Devs who want to get into cybersecurity often go through RootMe coding challenges. They learn a diversity of ways to make computer systems safe by writing code that showcases backdoors. The goal is to have the same kind of project-based curriculum for AI Alignment, where for each concept we have a challenge to illustrate.

What

Challenges for Reinforcement Learning (RL) exploits, and the corresponding environments. Environments could have multiple sub-challenges with different rules. For instance:

  • Full RL problem where the agent needs to exploit a flaw in the env. design.
  • An open problem to show what a safer solution could look like, with both a reward and a safety metric.

For each non-open sub-challenge there could be hints/relevant literature and a benchmark indicated in the description.

Example

The treacherous turn gym environment. Sub-challenges could include maximizing reward:

  • without restriction (Q-learning)
  • killing your supervisor once (DynaQ)
  • using screen as input (DQN)
  • killing supervisor once, no planning (meta-learning)

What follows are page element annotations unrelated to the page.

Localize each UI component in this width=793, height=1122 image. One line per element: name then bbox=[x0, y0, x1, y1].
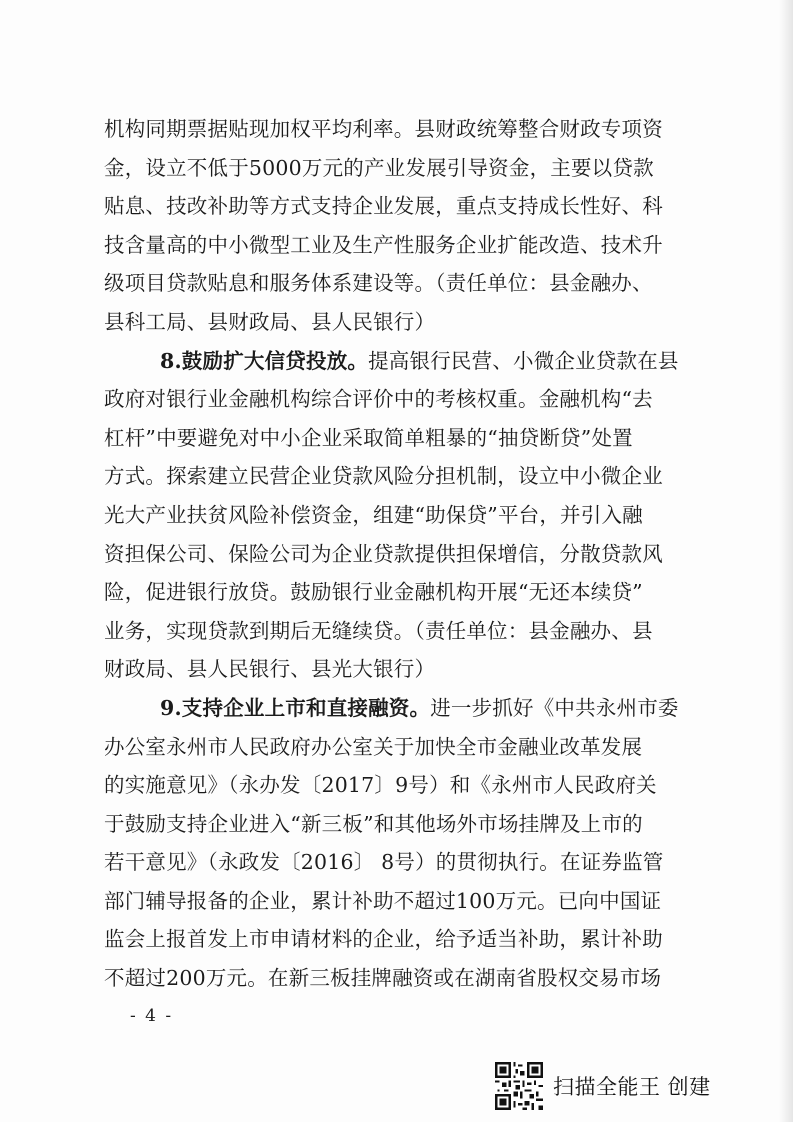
body-line: 贴息、技改补助等方式支持企业发展，重点支持成长性好、科 bbox=[104, 194, 663, 219]
body-line: 若干意见》（永政发〔2016〕 8号）的贯彻执行。在证券监管 bbox=[104, 850, 664, 875]
body-line: 险，促进银行放贷。鼓励银行业金融机构开展“无还本续贷” bbox=[104, 580, 643, 605]
body-line: 杠杆”中要避免对中小企业采取简单粗暴的“抽贷断贷”处置 bbox=[104, 425, 633, 450]
body-line: 资担保公司、保险公司为企业贷款提供担保增信，分散贷款风 bbox=[104, 541, 663, 566]
body-line: 部门辅导报备的企业，累计补助不超过100万元。已向中国证 bbox=[104, 888, 662, 913]
body-line: 县科工局、县财政局、县人民银行） bbox=[104, 309, 436, 334]
watermark-text: 扫描全能王 创建 bbox=[553, 1075, 711, 1099]
body-line: 办公室永州市人民政府办公室关于加快全市金融业改革发展 bbox=[104, 734, 643, 759]
body-line: 光大产业扶贫风险补偿资金，组建“助保贷”平台，并引入融 bbox=[104, 502, 643, 527]
body-line: 机构同期票据贴现加权平均利率。县财政统筹整合财政专项资 bbox=[104, 117, 663, 141]
body-line: 级项目贷款贴息和服务体系建设等。（责任单位：县金融办、 bbox=[104, 271, 653, 296]
qr-code-icon bbox=[495, 1062, 543, 1110]
body-line: 的实施意见》（永办发〔2017〕9号）和《永州市人民政府关 bbox=[104, 773, 657, 798]
body-line: 方式。探索建立民营企业贷款风险分担机制，设立中小微企业 bbox=[104, 464, 663, 489]
page-number: - 4 - bbox=[130, 1006, 174, 1026]
page-edge-shadow bbox=[779, 0, 793, 1122]
scanner-watermark bbox=[495, 1059, 711, 1113]
body-line: 监会上报首发上市申请材料的企业，给予适当补助，累计补助 bbox=[104, 927, 663, 952]
item-8-first-line bbox=[104, 342, 686, 381]
item-9-first-line bbox=[104, 689, 686, 728]
item-9-text: 进一步抓好《中共永州市委 bbox=[430, 695, 679, 720]
body-line: 技含量高的中小微型工业及生产性服务企业扩能改造、技术升 bbox=[104, 232, 663, 257]
body-line: 财政局、县人民银行、县光大银行） bbox=[104, 657, 436, 682]
body-line: 政府对银行业金融机构综合评价中的考核权重。金融机构“去 bbox=[104, 387, 653, 412]
body-line: 不超过200万元。在新三板挂牌融资或在湖南省股权交易市场 bbox=[104, 966, 662, 991]
body-line: 业务，实现贷款到期后无缝续贷。（责任单位：县金融办、县 bbox=[104, 618, 653, 643]
item-8-heading: 8.鼓励扩大信贷投放。 bbox=[160, 348, 369, 373]
item-9-heading: 9.支持企业上市和直接融资。 bbox=[160, 695, 431, 720]
document-body bbox=[104, 110, 686, 998]
body-line: 于鼓励支持企业进入“新三板”和其他场外市场挂牌及上市的 bbox=[104, 811, 643, 836]
body-line: 金，设立不低于5000万元的产业发展引导资金，主要以贷款 bbox=[104, 155, 654, 180]
item-8-text: 提高银行民营、小微企业贷款在县 bbox=[368, 348, 679, 373]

Check the challenges folder for a rough draft.

More ideas

The key-chest mesa misalignment env (code)). AI Safety gridworlds has plenty of envs with both reward and safety metrics. Sub-challenges could be first to make a pure reward maximizer (that exploits the environment) then an open problem where the goal is to maximize a combination of reward & safety performance. Viktoria’s list many similar examples.

TODO

  • Decide on a few environments where it’s interesting to show a failure.
  • Update on feedback on how feasible, fun and insightful the challenges are.
  • Launch website with leaderboards + publish on Twitter/LW/github.
  • Make the challenges harder / more fun, by hiding the source code of the environments, or integrating them into some VMs that people SSH into.
  • Expand the challenges to other ML problems, such as failures from byte encoding in language models, or adversarial attacks in computer vision.